Reason 2: Paying by cash retains the consumer’s anonymity:

Some say that cash allows the consumer to be anonymous, providing a sense of security and protecting their personal details, e.g., their preferences, etc. Let’s think about this logic for a moment. What are consumers buying that requires this anonymity? Typically, most cash transactions are less than £10, usually groceries, papers and magazines. Is privacy really needed in these cases? After all, consider how many shops track customers through other means, such as CCTV and store loyalty cards.

Conversely, when banks utilise the data they acquire properly, consumers stand to benefit through improved fraud protection and offers that are more accurately tailored to the consumer – for example, Starling Bank’s deal with Flux. In addition, reducing cash dependency means that the proceeds of crime and tax evasion are significantly reduced. The black economy could be largely neutered in a cashless society, perhaps delivering increased revenue for the exchequer, leading to a positive impact for the economy and taxpayers.

Reason 3: Card and contactless payments make it difficult for people to track spending:

Once upon a time, this would be very true. By starting the week with cash in your wallet, it is possible to track spending by saving receipts. With our busy lives today, this has become a chore. Besides, today’s technology has made this process easier and much more valuable to consumers.

For example, Monzo’s banking infrastructure immediately reports each transaction and updates the user’s app. Santander’s recent update to its app now shows ‘pending’ transactions for credit card spend. The clarity and depth from many of these apps make them powerful tools for consumers to track and fully analyse their spending by providing information that can change behaviour and enable greater opportunity for better control of one’s finances.

Reason 4: Reducing access to cash excludes groups of society:

Here we are focusing on the impact less cash in circulation has on rural villages, small towns and the unbanked and underbanked. Let’s take each one at a time. It is a well-known fact that the ATM infrastructure in rural villages is limited. If there’s no ATM in a rural village, then consumers and retailers will need to rely more heavily on card payments because it is unlikely customers will be prepared with enough cash for all eventualities.

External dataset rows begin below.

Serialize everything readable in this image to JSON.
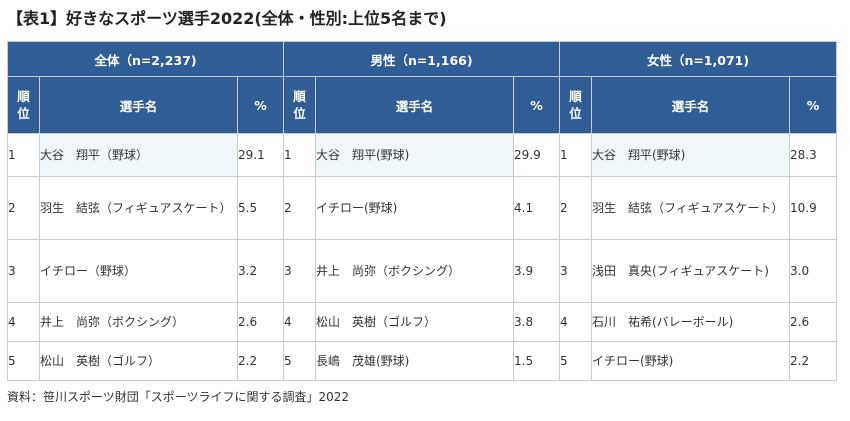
{
  "title": "【表1】好きなスポーツ選手2022(全体・性別:上位5名まで)",
  "groups": [
    {
      "label": "全体（n=2,237)"
    },
    {
      "label": "男性（n=1,166)"
    },
    {
      "label": "女性（n=1,071)"
    }
  ],
  "headers": {
    "rank": "順位",
    "name": "選手名",
    "pct": "%"
  },
  "rows": [
    {
      "rank": "1",
      "cells": [
        {
          "name": "大谷　翔平（野球）",
          "pct": "29.1"
        },
        {
          "name": "大谷　翔平(野球)",
          "pct": "29.9"
        },
        {
          "name": "大谷　翔平(野球)",
          "pct": "28.3"
        }
      ]
    },
    {
      "rank": "2",
      "cells": [
        {
          "name": "羽生　結弦（フィギュアスケート）",
          "pct": "5.5"
        },
        {
          "name": "イチロー(野球)",
          "pct": "4.1"
        },
        {
          "name": "羽生　結弦（フィギュアスケート）",
          "pct": "10.9"
        }
      ]
    },
    {
      "rank": "3",
      "cells": [
        {
          "name": "イチロー（野球）",
          "pct": "3.2"
        },
        {
          "name": "井上　尚弥（ボクシング）",
          "pct": "3.9"
        },
        {
          "name": "浅田　真央(フィギュアスケート)",
          "pct": "3.0"
        }
      ]
    },
    {
      "rank": "4",
      "cells": [
        {
          "name": "井上　尚弥（ボクシング）",
          "pct": "2.6"
        },
        {
          "name": "松山　英樹（ゴルフ）",
          "pct": "3.8"
        },
        {
          "name": "石川　祐希(バレーボール)",
          "pct": "2.6"
        }
      ]
    },
    {
      "rank": "5",
      "cells": [
        {
          "name": "松山　英樹（ゴルフ）",
          "pct": "2.2"
        },
        {
          "name": "長嶋　茂雄(野球)",
          "pct": "1.5"
        },
        {
          "name": "イチロー(野球)",
          "pct": "2.2"
        }
      ]
    }
  ],
  "source": "資料：笹川スポーツ財団「スポーツライフに関する調査」2022",
  "colors": {
    "header_bg": "#2f5d96",
    "header_text": "#ffffff",
    "highlight_bg": "#f0f7fb",
    "border": "#c8ccd2"
  }
}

In addition, with banks vacating villages, retailers have fewer options for easily depositing cash takings. Card payments are one way to address this challenge and some merchants are using services such as PayPoint to offer cashback to customers in the absence of free-to-use ATMs. Could this be a wider solution to falling numbers of ATMs, perhaps through partnership with the LINK Scheme?

Now that we have identified the potential benefits and possible harm done to some by a cashless society, in the next blog we will step back and consider whether which side is most likely to the standard in the future.